Councillor Julian Dean, member for Porthill, said: “This road was first proposed decades ago.
“It has never previously secured funding despite several attempts because the case for it is so flawed.
“Scarce officer resources and local authority funds should instead be focused on transport projects that benefit everyone in Shropshire and that conserve the local environment.
“It is clear that the present Local Plan Review is being guided partly by Shropshire Council’s desire to push the road.
“What else can explain the proposal to build 200 houses in a very environmentally sensitive area at the top of the Mount in Shrewsbury? It seems that we are proposing to build the wrong sort of houses in the wrong place, for the sake of a road that will be permanently damaging, and that will not tackle the real problems of mobility and access to services around Shropshire”.
He added: “Shropshire Council unanimously passed a motion in December agreeing on the seriousness of the global climate crisis and committing itself to take action locally.
“The NWRR is an outdated, expensive and damaging project that goes against the council’s own environmental commitments.”
“It will plough through environmentally sensitive land and adversely impact habitats and species all along the route.
“It will create a huge carbon footprint through its construction and materials and promote car dependency. It will further damage Shropshire Council’s ability to fund necessary services for residents.”
South Shropshire Green Party co-ordinator Hilary Wendt added: ”Shropshire Council’s failure to grasp the 21st century challenges we face is signified by their proposed cuts to our bus services.
“They justify this by citing the council’s serious budgetary problems. But fiscal rectitude does not appear to apply to road building.

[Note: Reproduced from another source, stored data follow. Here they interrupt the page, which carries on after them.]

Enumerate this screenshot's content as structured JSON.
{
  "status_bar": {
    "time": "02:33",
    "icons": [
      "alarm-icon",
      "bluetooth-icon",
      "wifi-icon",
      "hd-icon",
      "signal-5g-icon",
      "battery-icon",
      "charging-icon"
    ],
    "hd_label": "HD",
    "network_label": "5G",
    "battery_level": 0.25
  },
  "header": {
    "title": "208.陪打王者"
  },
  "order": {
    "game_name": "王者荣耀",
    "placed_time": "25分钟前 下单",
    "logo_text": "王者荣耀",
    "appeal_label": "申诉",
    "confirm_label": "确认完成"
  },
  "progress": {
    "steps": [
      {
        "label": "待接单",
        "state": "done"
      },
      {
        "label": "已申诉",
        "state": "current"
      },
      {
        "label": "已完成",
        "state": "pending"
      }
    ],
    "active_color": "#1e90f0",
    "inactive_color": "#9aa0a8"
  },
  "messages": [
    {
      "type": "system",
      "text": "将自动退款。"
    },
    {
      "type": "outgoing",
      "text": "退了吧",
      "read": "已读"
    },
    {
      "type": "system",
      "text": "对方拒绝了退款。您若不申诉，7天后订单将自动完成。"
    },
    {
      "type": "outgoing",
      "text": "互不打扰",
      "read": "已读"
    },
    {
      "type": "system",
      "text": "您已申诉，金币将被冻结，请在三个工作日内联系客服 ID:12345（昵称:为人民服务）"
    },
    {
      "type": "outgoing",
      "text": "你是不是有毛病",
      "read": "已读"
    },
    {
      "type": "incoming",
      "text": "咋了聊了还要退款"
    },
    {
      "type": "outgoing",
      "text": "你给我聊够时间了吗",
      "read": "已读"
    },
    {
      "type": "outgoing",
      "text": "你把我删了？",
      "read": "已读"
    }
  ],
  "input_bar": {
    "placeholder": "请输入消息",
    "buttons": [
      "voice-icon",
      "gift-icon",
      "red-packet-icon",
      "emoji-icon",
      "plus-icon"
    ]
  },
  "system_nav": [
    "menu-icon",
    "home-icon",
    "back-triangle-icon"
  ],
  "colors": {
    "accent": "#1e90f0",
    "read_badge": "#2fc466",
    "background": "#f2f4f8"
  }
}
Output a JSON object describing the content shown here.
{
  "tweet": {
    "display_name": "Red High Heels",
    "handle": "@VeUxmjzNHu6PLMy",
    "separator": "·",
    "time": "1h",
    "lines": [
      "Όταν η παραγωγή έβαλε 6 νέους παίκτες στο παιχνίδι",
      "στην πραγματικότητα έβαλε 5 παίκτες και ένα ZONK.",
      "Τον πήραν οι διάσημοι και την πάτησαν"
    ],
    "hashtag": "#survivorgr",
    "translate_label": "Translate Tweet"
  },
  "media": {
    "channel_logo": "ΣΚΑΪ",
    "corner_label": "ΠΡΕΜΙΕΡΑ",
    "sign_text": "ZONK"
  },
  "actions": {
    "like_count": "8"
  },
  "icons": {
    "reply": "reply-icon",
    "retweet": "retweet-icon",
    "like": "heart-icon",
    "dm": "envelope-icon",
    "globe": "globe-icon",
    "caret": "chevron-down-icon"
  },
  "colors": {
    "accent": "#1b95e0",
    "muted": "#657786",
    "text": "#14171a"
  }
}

“If the North West Relief Road goes ahead Shropshire will be liable for at least £17 million of the cost, plus another £8 million already committed for the Oxon Relief Road, plus 100 per cent of any overspend that arises.
“Instead, Shropshire Council needs to prioritise public transport development to give the greatest number of people a viable option of leaving their car at home and using forms of transport that don’t further damage the environment, cause air pollution and congestion.
“Around 3,000 deaths per year in the West Midlands are attributable to air pollution. More roads inevitably mean more traffic”.
Shropshire Council said the road will benefit the whole county. Councillor Steve Davenport, portfolio holder for transport, said: “The North West Relief Road will benefit not just Shrewsbury but the whole of Shropshire.” Work on the scheme is likely to start in 2022.